A LACK IN LANGUAGE

Does the American educational system lack good foreign language programs?

January 20, 2020

In the United States, only 20 percent of primary and secondary school students study a foreign language. Between 2013 and 2016, US colleges shut down 651 foreign language programs, and enrollment in college-level foreign language classes dropped by a whopping nine percent. These developments suggest that learning a foreign language is becoming less important, that multilingualism is a less valuable skill in modern society, but evidence points to the contrary. 

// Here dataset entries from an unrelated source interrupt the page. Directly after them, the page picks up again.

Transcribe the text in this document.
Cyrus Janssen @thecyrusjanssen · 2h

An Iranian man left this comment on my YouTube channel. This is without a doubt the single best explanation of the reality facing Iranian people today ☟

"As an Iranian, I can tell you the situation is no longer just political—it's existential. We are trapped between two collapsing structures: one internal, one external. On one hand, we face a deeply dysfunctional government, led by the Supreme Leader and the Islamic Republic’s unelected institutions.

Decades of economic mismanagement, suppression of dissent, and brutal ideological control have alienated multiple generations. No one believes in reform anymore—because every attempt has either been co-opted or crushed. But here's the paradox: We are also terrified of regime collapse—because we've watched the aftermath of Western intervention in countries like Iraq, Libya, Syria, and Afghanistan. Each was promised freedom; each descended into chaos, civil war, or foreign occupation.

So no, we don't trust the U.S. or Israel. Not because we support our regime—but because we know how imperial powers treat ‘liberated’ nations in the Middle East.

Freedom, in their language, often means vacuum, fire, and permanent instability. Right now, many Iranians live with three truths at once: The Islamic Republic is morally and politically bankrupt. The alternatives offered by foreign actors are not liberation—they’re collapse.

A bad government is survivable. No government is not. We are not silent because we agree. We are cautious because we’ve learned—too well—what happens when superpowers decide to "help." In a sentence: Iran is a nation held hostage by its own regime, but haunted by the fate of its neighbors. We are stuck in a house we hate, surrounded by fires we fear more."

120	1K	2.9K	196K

Multiple studies spanning from 1963 to 2005 demonstrate that people who can speak another language perform higher on standardized tests, including the SAT and ACT. These studies also show that there are positive correlations between foreign language learning and the ability to hypothesize in science, develop the ability to read and think creatively. People who know more than one language also have access to more jobs. Research shows that US employers are increasingly seeking bilingual workers for jobs of all skill levels. In fact, the demand for bilingual employees almost doubled between 2010 and 2015. Despite numerous reasons otherwise, why are foreign language programs in the US declining? 

It is mostly due to the fact that funds for language education are in short supply. The trend of colleges ending their foreign language programs is a result of increasing focus on scientific and mathematical fields of study. These departments are generally considered more relevant or important, receiving donations from the technology sector and funding from the government. Meanwhile, funding to the Foreign Language Assistance Program and Title VI language education grants have been cut. An even larger issue for primary school foreign language education, though, is a lack of qualified teachers. 

Studies show that it is easiest to reach fluency in a language when children begin learning one before age 10. After adolescence, the ability to learn a language declines. In the US, however, most students start taking foreign language classes in middle and high school. By this stage, the prime window for language learning is over. On the other hand, in Europe, foreign language study typically begins between the ages of six and nine, well within the threshold. In European countries, 92 percent of students are learning a foreign language in school, mostly due to mandates that make language learning compulsory. In over 20 European countries, study of a second foreign language is also required. More than any other foreign language, these European students are learning English. 

Many people cite the growing dominance of English throughout the world as evidence that there is no real need to learn a foreign language. While English is the most spoken language in the world, 75 percent of the world population still does not speak it. 

At Suncoast, all students are required to take two years of foreign language instruction, and students in the International Baccalaureate program must do so for all four years. These regulations, while unusually progressive for American schools, are still not enough. Taking cues from Europe, foreign language education should be increasingly funded and mandated to begin in elementary schools, with high schoolers being able to choose whether or not they want to continue.